Air cargo needs to manage capacity better
Source:transportweekly 2014-6-16 9:50:00
Airlines face a major overhaul of their cargo operations or risk the freighter plane becoming a thing of the past. They've already been reducing their freighter fleets, but more drastic changes to shorten transport times and regain ground lost to the shipping industry.
Nowadays, US$6.8 trillion worth of goods are transported by air cargo every year, representing 35 per cent of international trade by value but only 0.5 per cent of total volumes.
With paperwork increasing, the average time it takes to shift a product from the manufacturer to the final importer stands at 6.5 days, compared with Lufthansa Cargo's boast in the 1960s that the process took only three days, reported Reuters.

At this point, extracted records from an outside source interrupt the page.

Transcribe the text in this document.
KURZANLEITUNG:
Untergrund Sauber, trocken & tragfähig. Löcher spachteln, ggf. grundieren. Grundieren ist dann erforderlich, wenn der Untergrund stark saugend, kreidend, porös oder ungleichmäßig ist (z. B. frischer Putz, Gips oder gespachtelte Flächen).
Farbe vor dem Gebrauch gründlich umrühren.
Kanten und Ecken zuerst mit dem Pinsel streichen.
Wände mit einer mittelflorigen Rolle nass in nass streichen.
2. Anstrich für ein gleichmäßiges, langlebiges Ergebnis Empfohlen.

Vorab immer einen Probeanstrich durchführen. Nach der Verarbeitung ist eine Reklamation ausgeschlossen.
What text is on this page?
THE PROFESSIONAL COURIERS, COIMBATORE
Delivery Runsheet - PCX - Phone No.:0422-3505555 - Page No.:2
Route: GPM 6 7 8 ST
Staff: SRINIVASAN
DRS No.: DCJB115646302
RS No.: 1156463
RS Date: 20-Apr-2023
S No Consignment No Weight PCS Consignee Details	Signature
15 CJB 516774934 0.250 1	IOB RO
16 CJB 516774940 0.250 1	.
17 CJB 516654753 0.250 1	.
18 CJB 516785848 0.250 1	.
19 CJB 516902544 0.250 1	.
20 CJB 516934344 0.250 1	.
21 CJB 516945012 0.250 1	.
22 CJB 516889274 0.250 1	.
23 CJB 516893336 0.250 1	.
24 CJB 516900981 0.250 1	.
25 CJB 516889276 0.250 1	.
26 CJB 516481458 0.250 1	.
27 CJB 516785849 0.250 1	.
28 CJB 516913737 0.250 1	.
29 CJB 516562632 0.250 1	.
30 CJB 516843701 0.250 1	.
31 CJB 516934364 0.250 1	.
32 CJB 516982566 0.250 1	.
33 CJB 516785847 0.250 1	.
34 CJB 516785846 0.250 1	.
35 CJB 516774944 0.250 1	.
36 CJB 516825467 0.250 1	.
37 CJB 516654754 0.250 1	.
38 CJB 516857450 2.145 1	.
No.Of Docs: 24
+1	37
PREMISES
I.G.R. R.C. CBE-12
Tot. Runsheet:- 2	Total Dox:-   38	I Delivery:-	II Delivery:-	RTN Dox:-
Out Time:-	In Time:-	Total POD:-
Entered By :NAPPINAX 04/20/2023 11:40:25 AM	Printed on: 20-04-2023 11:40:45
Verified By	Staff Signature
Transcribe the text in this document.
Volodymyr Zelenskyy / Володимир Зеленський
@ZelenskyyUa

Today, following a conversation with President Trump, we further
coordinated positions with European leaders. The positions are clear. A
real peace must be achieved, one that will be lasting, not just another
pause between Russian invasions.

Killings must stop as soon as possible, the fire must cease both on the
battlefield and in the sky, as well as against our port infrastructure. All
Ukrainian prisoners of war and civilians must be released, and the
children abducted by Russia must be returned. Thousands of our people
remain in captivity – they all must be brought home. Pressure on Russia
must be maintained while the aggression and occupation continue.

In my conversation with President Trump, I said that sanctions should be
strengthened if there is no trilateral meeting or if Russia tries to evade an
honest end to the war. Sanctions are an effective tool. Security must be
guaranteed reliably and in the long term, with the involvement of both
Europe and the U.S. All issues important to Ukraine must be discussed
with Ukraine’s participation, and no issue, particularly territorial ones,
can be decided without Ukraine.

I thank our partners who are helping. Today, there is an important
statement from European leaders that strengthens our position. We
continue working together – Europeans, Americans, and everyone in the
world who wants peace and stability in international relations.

The volume of high value goods such as electronics have also become smaller, meaning they take up less space and do not need dedicated freighters for transportation.
These trends are pushing companies such as AstraZeneca, Ericsson and Sony to transport more of their pharmaceuticals and electronics via sea freight at lower cost.
In addition, growing demand for passenger planes means more freight is being transported in bellyholds.
The International Air Transport Association, meeting this week in Doha, predicts cargo volumes will total about 52 million tonnes this year, effectively unchanged since 2010.
"The industry needs a structural redesign," director of cargo industry management at IATA Glyn Hughes said.
"Most are losing money and they respond by cutting capacity to try to break even to survive this slump," said director-general of the Association of Asia Pacific Airlines, Andrew Herdman.
IATA pointed out that just 14.3 per cent of contracts, known as airway bills, were in electronic form in 2013, short of its target of 22 per cent for 2014.
"As an industry we've been pretty much doing the same things for 50 years, and I think anything like this is a sizeable change," Mr Hughes said.